P.P.S. Got corporate budget burning a hole in your pocket? It might be time for CB Insights. Get access to the smartest team and data on the planet. Also, prices climb on Dec 27th as you'll see here.

This week in data:
  • 4: The number private companies that reached unicorn status this week, the highest total in a 7-day period since late last year. The companies that gained $1B+ valuations include Careem Networks, a Middle East ride-sharing company and Huochebang, an online truck logistics platform. Check out our unicorn tracker to see the 181 other still-private companies in the unicorn club.
  • 3: The number of private companies in Utah that are valued at $1B+ including Domo, Qualtrics, and InsideSales. After California, New York and Massachusetts have the second and third highest number of unicorns, but Utah surprisingly is ahead of states more commonly associated with tech like Washington and Texas. In total, there are 98 private companies valued at $1B+ located within the United States.

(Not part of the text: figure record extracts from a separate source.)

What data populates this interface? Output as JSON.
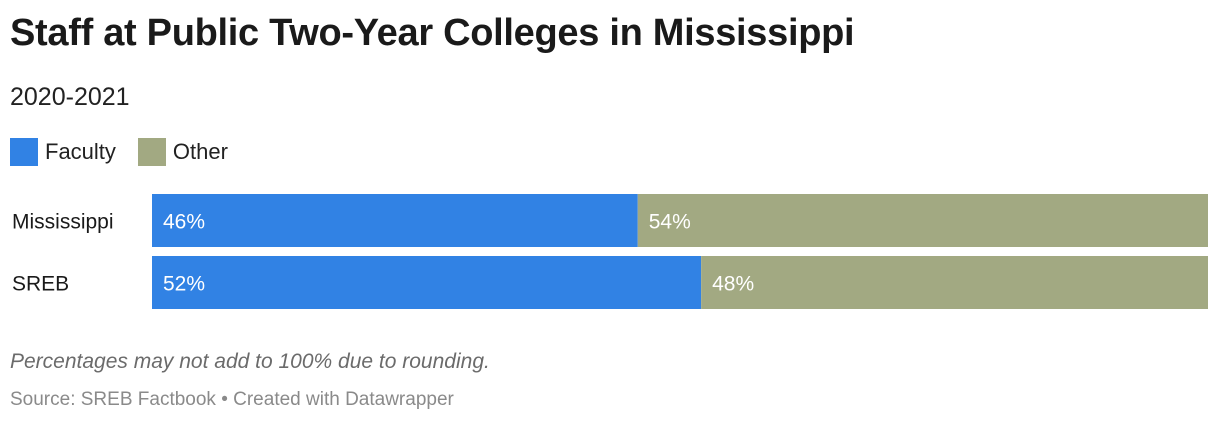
{
  "header": {
    "title": "Staff at Public Two-Year Colleges in Mississippi",
    "subtitle": "2020-2021"
  },
  "legend": [
    {
      "label": "Faculty",
      "color": "#3182e4"
    },
    {
      "label": "Other",
      "color": "#a2a982"
    }
  ],
  "chart_data": {
    "type": "bar",
    "orientation": "horizontal",
    "stacked": true,
    "categories": [
      "Mississippi",
      "SREB"
    ],
    "series": [
      {
        "name": "Faculty",
        "values": [
          46,
          52
        ],
        "labels": [
          "46%",
          "52%"
        ],
        "color": "#3182e4"
      },
      {
        "name": "Other",
        "values": [
          54,
          48
        ],
        "labels": [
          "54%",
          "48%"
        ],
        "color": "#a2a982"
      }
    ],
    "unit": "%",
    "xlim": [
      0,
      100
    ]
  },
  "footer": {
    "note": "Percentages may not add to 100% due to rounding.",
    "source": "Source: SREB Factbook • Created with Datawrapper"
  }
}
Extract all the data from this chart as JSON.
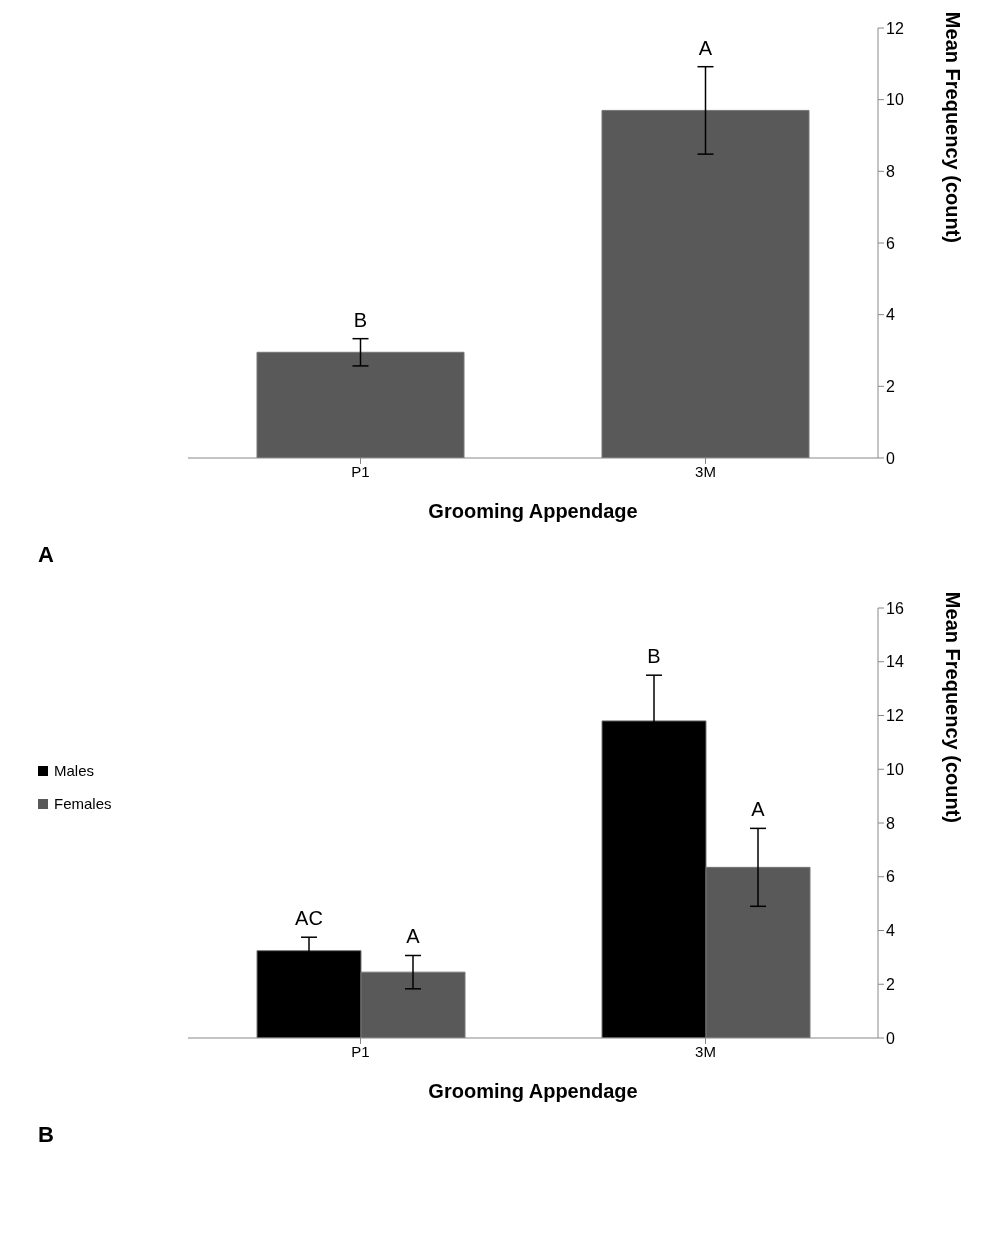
{
  "chart_data": [
    {
      "type": "bar",
      "xlabel": "Grooming Appendage",
      "ylabel": "Mean Frequency (count)",
      "categories": [
        "P1",
        "3M"
      ],
      "values": [
        2.95,
        9.7
      ],
      "errors": [
        0.38,
        1.22
      ],
      "value_labels": [
        "B",
        "A"
      ],
      "color": "#595959",
      "ylim": [
        0,
        12
      ],
      "yticks": [
        0,
        2,
        4,
        6,
        8,
        10,
        12
      ],
      "grid": false,
      "legend": false,
      "annotations": [
        "A"
      ]
    },
    {
      "type": "bar",
      "xlabel": "Grooming Appendage",
      "ylabel": "Mean Frequency (count)",
      "categories": [
        "P1",
        "3M"
      ],
      "series": [
        {
          "name": "Males",
          "color": "#000000",
          "values": [
            3.25,
            11.8
          ],
          "errors": [
            0.5,
            1.7
          ],
          "value_labels": [
            "AC",
            "B"
          ]
        },
        {
          "name": "Females",
          "color": "#595959",
          "values": [
            2.45,
            6.35
          ],
          "errors": [
            0.62,
            1.45
          ],
          "value_labels": [
            "A",
            "A"
          ]
        }
      ],
      "ylim": [
        0,
        16
      ],
      "yticks": [
        0,
        2,
        4,
        6,
        8,
        10,
        12,
        14,
        16
      ],
      "grid": false,
      "legend": "left",
      "annotations": [
        "B"
      ]
    }
  ]
}
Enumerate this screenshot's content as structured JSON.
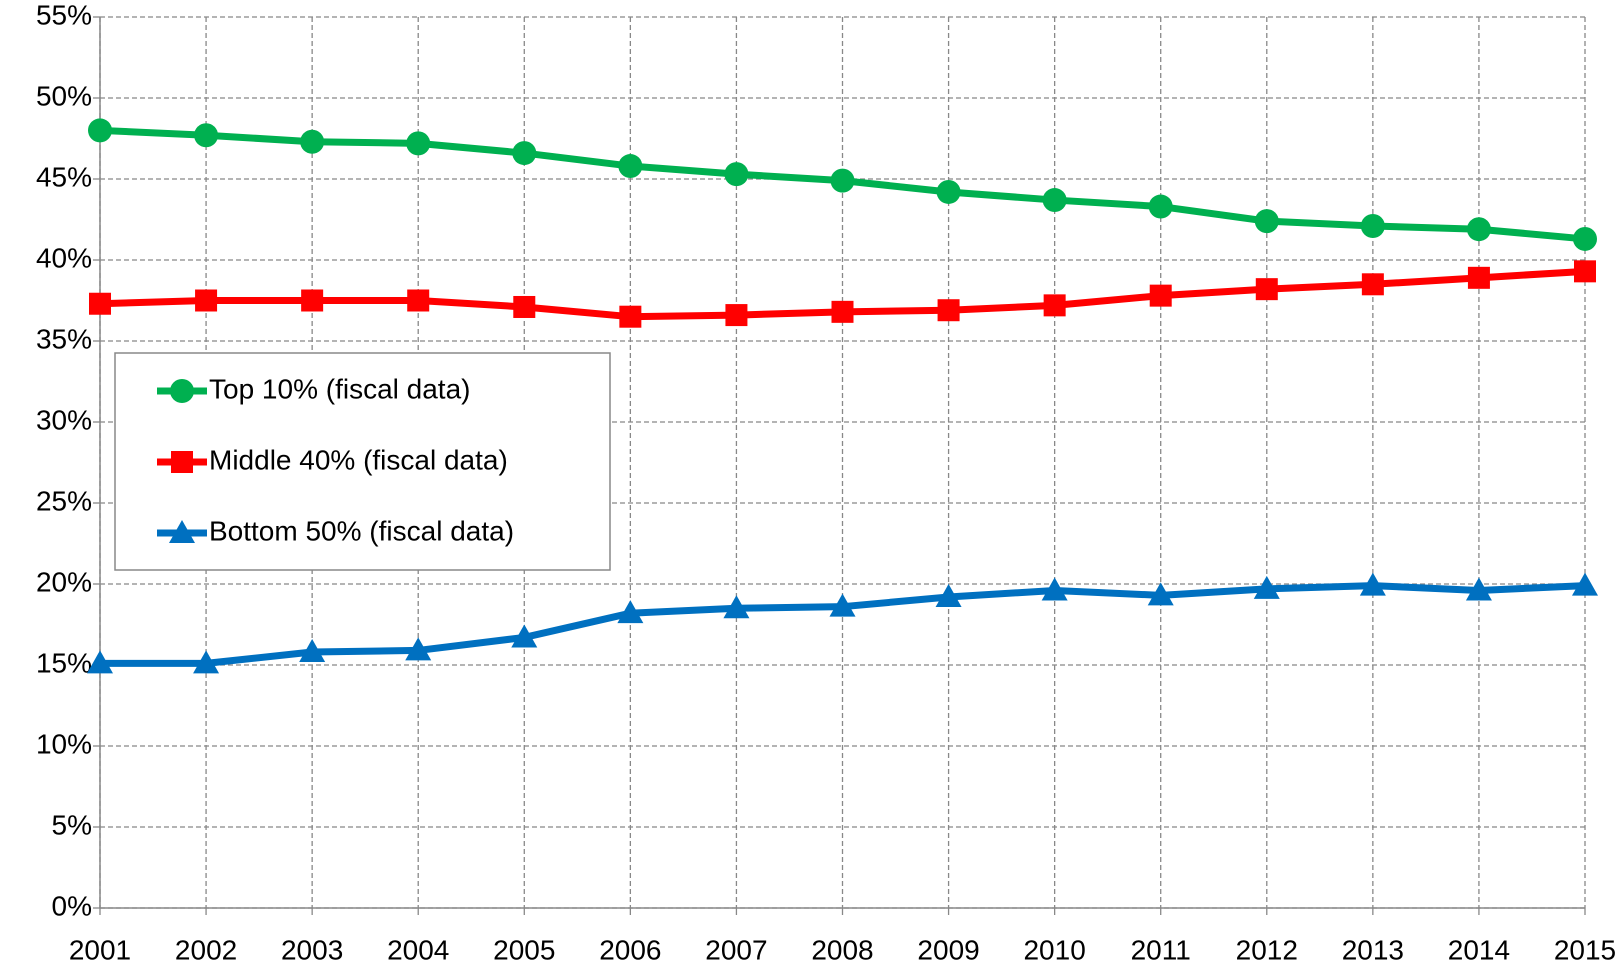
{
  "chart_data": {
    "type": "line",
    "x": [
      2001,
      2002,
      2003,
      2004,
      2005,
      2006,
      2007,
      2008,
      2009,
      2010,
      2011,
      2012,
      2013,
      2014,
      2015
    ],
    "xlim": [
      2001,
      2015
    ],
    "xticks": [
      2001,
      2002,
      2003,
      2004,
      2005,
      2006,
      2007,
      2008,
      2009,
      2010,
      2011,
      2012,
      2013,
      2014,
      2015
    ],
    "ylim": [
      0,
      55
    ],
    "yticks": [
      {
        "value": 0,
        "label": "0%"
      },
      {
        "value": 5,
        "label": "5%"
      },
      {
        "value": 10,
        "label": "10%"
      },
      {
        "value": 15,
        "label": "15%"
      },
      {
        "value": 20,
        "label": "20%"
      },
      {
        "value": 25,
        "label": "25%"
      },
      {
        "value": 30,
        "label": "30%"
      },
      {
        "value": 35,
        "label": "35%"
      },
      {
        "value": 40,
        "label": "40%"
      },
      {
        "value": 45,
        "label": "45%"
      },
      {
        "value": 50,
        "label": "50%"
      },
      {
        "value": 55,
        "label": "55%"
      }
    ],
    "grid": true,
    "legend": "left",
    "series": [
      {
        "name": "Top 10% (fiscal data)",
        "color": "#00b050",
        "marker": "circle",
        "values": [
          48.0,
          47.7,
          47.3,
          47.2,
          46.6,
          45.8,
          45.3,
          44.9,
          44.2,
          43.7,
          43.3,
          42.4,
          42.1,
          41.9,
          41.3
        ]
      },
      {
        "name": "Middle 40% (fiscal data)",
        "color": "#ff0000",
        "marker": "square",
        "values": [
          37.3,
          37.5,
          37.5,
          37.5,
          37.1,
          36.5,
          36.6,
          36.8,
          36.9,
          37.2,
          37.8,
          38.2,
          38.5,
          38.9,
          39.3
        ]
      },
      {
        "name": "Bottom 50% (fiscal data)",
        "color": "#0070c0",
        "marker": "triangle",
        "values": [
          15.1,
          15.1,
          15.8,
          15.9,
          16.7,
          18.2,
          18.5,
          18.6,
          19.2,
          19.6,
          19.3,
          19.7,
          19.9,
          19.6,
          19.9
        ]
      }
    ]
  }
}
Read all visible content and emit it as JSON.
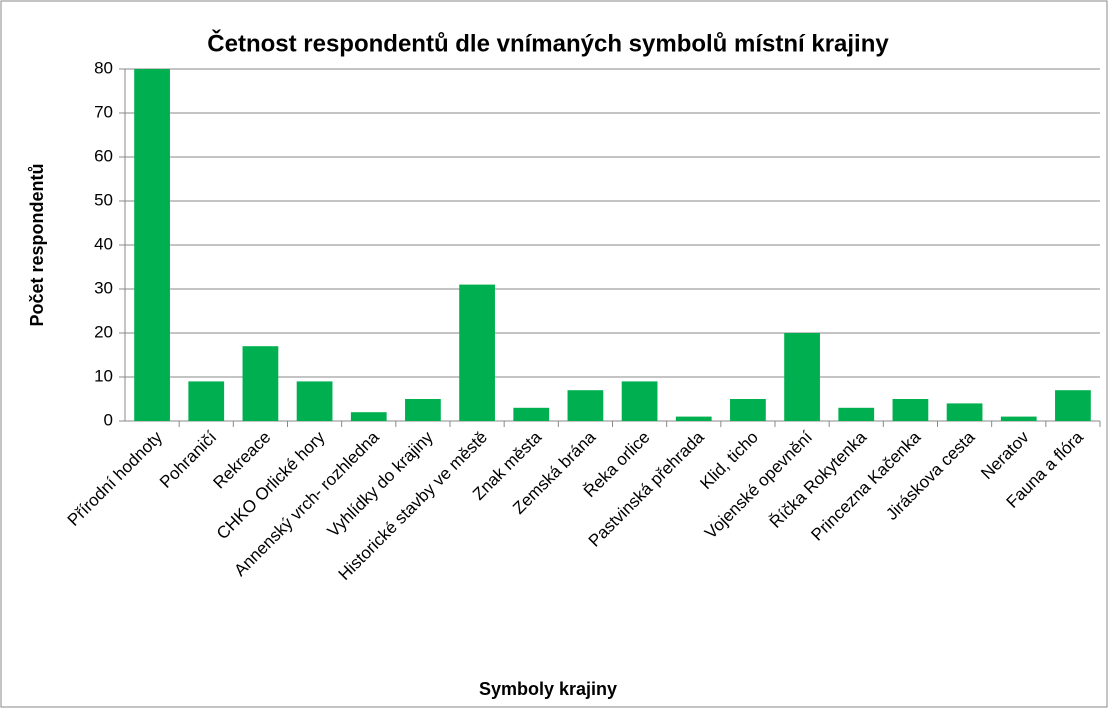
{
  "chart_data": {
    "type": "bar",
    "title": "Četnost respondentů dle vnímaných symbolů místní krajiny",
    "x_label": "Symboly krajiny",
    "y_label": "Počet respondentů",
    "categories": [
      "Přírodní hodnoty",
      "Pohraničí",
      "Rekreace",
      "CHKO Orlické hory",
      "Annenský vrch- rozhledna",
      "Vyhlídky do krajiny",
      "Historické stavby ve městě",
      "Znak města",
      "Zemská brána",
      "Řeka orlice",
      "Pastvinská přehrada",
      "Klid, ticho",
      "Vojenské opevnění",
      "Říčka Rokytenka",
      "Princezna Kačenka",
      "Jiráskova cesta",
      "Neratov",
      "Fauna a flóra"
    ],
    "values": [
      80,
      9,
      17,
      9,
      2,
      5,
      31,
      3,
      7,
      9,
      1,
      5,
      20,
      3,
      5,
      4,
      1,
      7
    ],
    "color": "#00b050",
    "ylim": [
      0,
      80
    ],
    "yticks": [
      0,
      10,
      20,
      30,
      40,
      50,
      60,
      70,
      80
    ],
    "grid": true
  }
}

  • 369: The number of companies selected for our 2017 Tech IPO Pipeline report on the top, high-momentum companies in the sector. Among these, we expect a few to IPO next year. There were only 14 tech IPOs in 2016 and the report explains why we expect more next year.
  • -28%: Rocket Internet's food delivery startup HelloFresh raised an $88M Series G round from investors including Baillie Gifford & Co. That brings the Rocket Internet company’s valuation down from $2.9B to $2.09B. This downround follows Rocket Internet's move to lower the valuation of its online furniture business Home24 and its online shopping business, Global Fashion Group (the latter is also the largest downround from a private valuation since the start of 2015).
  • $4.44: Speaking of down rounds, this week Bloomberg wrote on TaskRabbit's struggles, including an unreported July 2015 downround, tracked down with the help of CB Insights' valuation and filings data. The story, “TaskRabbit’s Stalled Revolution,” details how the share price in that round (it was $4.44) was a third of the value of the previous price, which was $15.19.
  •  $16M: IguanaFix, on-demand home improvement service based in Argentina, raised $16M in a Series B round backed by investors including Endeavor Global, Qualcomm Ventures and Temasek Holdings. While Qualcomm has invested often in South America, this is only Temasek’s third such investment since 2007 and its first since 2014. Earlier this year, Andreessen Horowitz also made its first investment in Latin America — Colombian instant delivery company Rappi
  • $360M: Alibaba and Tencent were among the investors putting $360M into Bona Film Group, a China-based film production and distribution company, at a valuation of $2.15B. After listing on the NASDAQ in 2010, the company was taken private earlier this year. Alibaba Pictures Group and Tencent, along with Sequoia Capital, were among the investors in the take-private transaction.

  • 20 million: Baidu-owned Chinese video streaming site iQiyi is planning an IPO in either the US or Hong Kong next year, the WSJ reported. The site claimed 20 million paid subscribers as of June 2016, and has been valued by Chinese media as high as $5.8B. iQiyi was acquired by Baidu in November 2012.
  • 200: Snap Labs, the secretive group overseeing the development of Snapchat’s Spectacles camera sunglasses, set a goal earlier this year of hiring 200 employees in 60 days, according to a Business Insider report this week. Besides doubling down on wearables, the company is also interested in AR/VR. We recently dug into Snap’s patent filings.
  • 73 years: 73 years after its accidental invention during World War II, someone has discovered a possible application for Silly Putty (other than as a children’s toy). So researchers tried adding graphene to Silly Putty. Graphene is a super thin material that researchers had also struggled to find a use for. The resulting material allows for the manufacture of sensors so sensitive that they can “detect the footsteps of spiders” and might be used to improve heart monitor tech.